Entsteht gerade ein privater Wettlauf zum Mars? Zwei Startups wollen den Mars 2024 erreichen – deutlich vor dem ambitionierten SpaceX.

El Segundo – SpaceX hat große Pläne, was den Mars angeht. Gründer Elon Musk will den roten Planeten besiedeln, um die Menschheit zu einer „multiplanetaren Spezies“ zu machen. Mit diesem Hintergedanken baut sein Raumfahrtunternehmen derzeit das „Starship“ – eine Kombination aus Rakete und Raumschiff, die beide wiederverwertbar sein und in nicht allzu ferner Zukunft den Mars ansteuern sollen. Bisher hat das Unternehmen noch keine Rakete Richtung Mars geschickt, hat mit der „Falcon 9“ jedoch immerhin eine Rakete, die sehr regelmäßig und erfolgreich startet und Fracht in die Erdumlaufbahn befördert. Unter anderem die US-Raumfahrtorganisation Nasa ist ein wichtiger Kunde von SpaceX.

Der Zeitplan, bis wann SpaceX erstmals Fracht oder Menschen zum Mars bringen will, ist nicht ganz klar. Ende 2020 sagte Elon Musk öffentlich, er wolle „in zwei Jahren“ ein unbemanntes Fahrzeug auf den Mars schicken. Im Frühjahr 2022 erklärte Musk, bis 2029 würden die ersten Menschen zum roten Planeten Mars fliegen. Allerdings ist Musk nicht unbedingt bekannt dafür, seine selbst gesetzten Termine einzuhalten. Laut SpaceX-Präsidentin Gwynne Shotwell ist das Unternehmen Ende des Jahrzehnts bereit, eine kommerzielle Mission zum Mars zu fliegen – einen offiziellen Termin gibt es nicht.

Kommerzielle Mars-Mission: Zwei Startups wollen SpaceX Konkurrenz machen

Nun melden sich zwei Startups aus Kalifornien zu Wort und scheinen einen Wettlauf mit SpaceX beginnen zu wollen: Relativity Space und Impulse Space haben sich nach Unternehmensangaben zusammengetan, um 2024 die ersten kommerzielle Mission zum Mars zu starten. Geplant sei, dass Relativity Space die wiederverwertbare, 3D-gedruckte Rakete „Terran R“ für den Start nutzt, Impulse Space will sich um eine Raumsonde und einen Mars-Lander kümmern, mit dem Fracht auf die Oberfläche des roten Planeten befördert werden soll.
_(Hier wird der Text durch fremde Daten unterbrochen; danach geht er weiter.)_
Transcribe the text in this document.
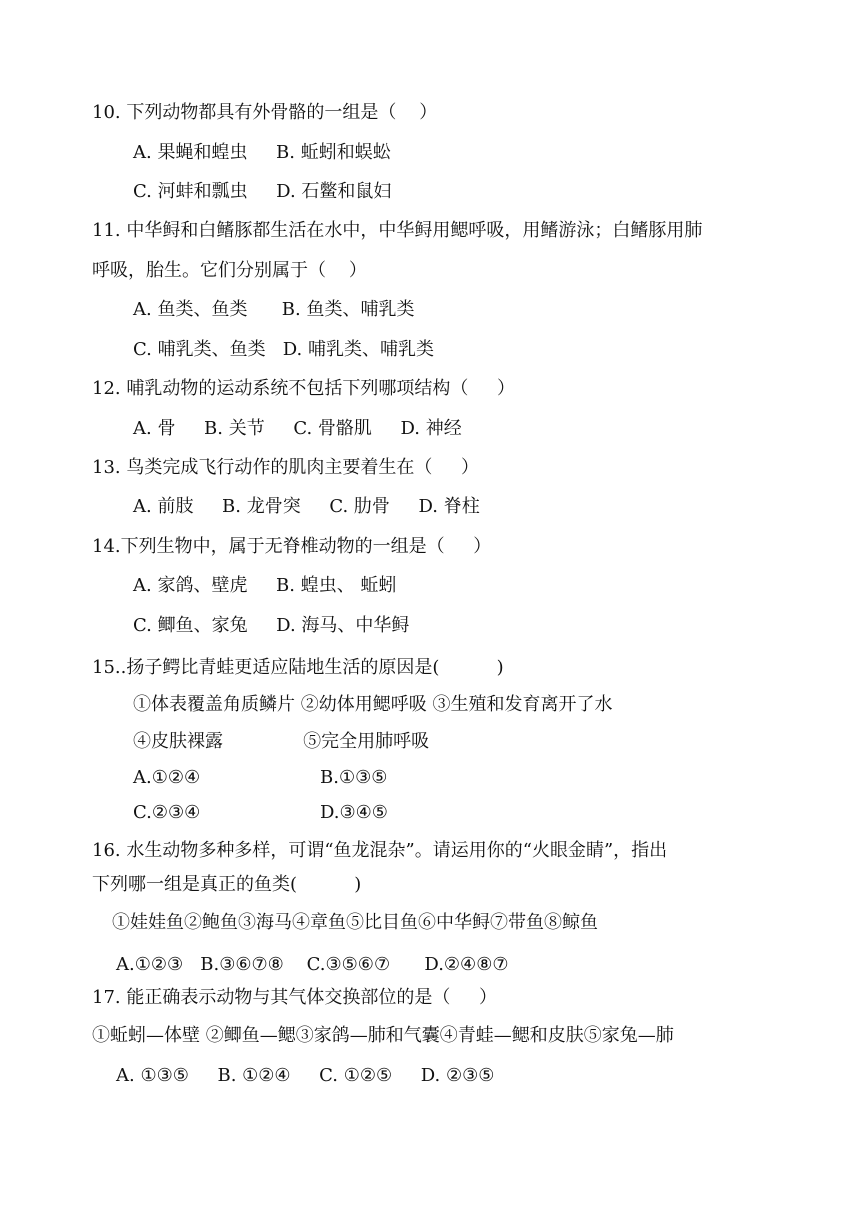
10. 下列动物都具有外骨骼的一组是（    ）
A. 果蝇和蝗虫     B. 蚯蚓和蜈蚣
C. 河蚌和瓢虫     D. 石鳖和鼠妇
11. 中华鲟和白鳍豚都生活在水中，中华鲟用鳃呼吸，用鳍游泳；白鳍豚用肺
呼吸，胎生。它们分别属于（    ）
A. 鱼类、鱼类      B. 鱼类、哺乳类
C. 哺乳类、鱼类   D. 哺乳类、哺乳类
12. 哺乳动物的运动系统不包括下列哪项结构（     ）
A. 骨     B. 关节     C. 骨骼肌     D. 神经
13. 鸟类完成飞行动作的肌肉主要着生在（     ）
A. 前肢     B. 龙骨突     C. 肋骨     D. 脊柱
14.下列生物中，属于无脊椎动物的一组是（     ）
A. 家鸽、壁虎     B. 蝗虫、 蚯蚓
C. 鲫鱼、家兔     D. 海马、中华鲟
15..扬子鳄比青蛙更适应陆地生活的原因是(          )
①体表覆盖角质鳞片 ②幼体用鳃呼吸 ③生殖和发育离开了水
④皮肤裸露              ⑤完全用肺呼吸
A.①②④	B.①③⑤
C.②③④	D.③④⑤
16. 水生动物多种多样，可谓“鱼龙混杂”。请运用你的“火眼金睛”，指出
下列哪一组是真正的鱼类(          )
①娃娃鱼②鲍鱼③海马④章鱼⑤比目鱼⑥中华鲟⑦带鱼⑧鲸鱼
A.①②③   B.③⑥⑦⑧    C.③⑤⑥⑦      D.②④⑧⑦
17. 能正确表示动物与其气体交换部位的是（     ）
①蚯蚓—体壁 ②鲫鱼—鳃③家鸽—肺和气囊④青蛙—鳃和皮肤⑤家兔—肺
A. ①③⑤     B. ①②④     C. ①②⑤     D. ②③⑤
Gelingt der Plan der beiden Raumfahrt-Startups, könnten sie tatsächlich die erste kommerzielle Fracht auf dem Mars absetzen – doch es gibt etliche Zweifel. Keins der beiden Unternehmen hat bisher Fracht ins Weltall transportiert, bisher ist noch keine Rakete von Relativity Space abgehoben. Allerdings steckt hinter dem Unternehmen Impulse Space Tom Mueller, der von Anfang an in die Arbeit bei SpaceX involviert war und die Entwicklung der „Merlin“-Raketentriebwerke leitete, die die „Falcon 9“-Raketen des Unternehmens antreiben. 2020 verabschiedete sich Mueller von SpaceX, um ein Jahr später sein eigenes Raumfahrtunternehmen zu gründen.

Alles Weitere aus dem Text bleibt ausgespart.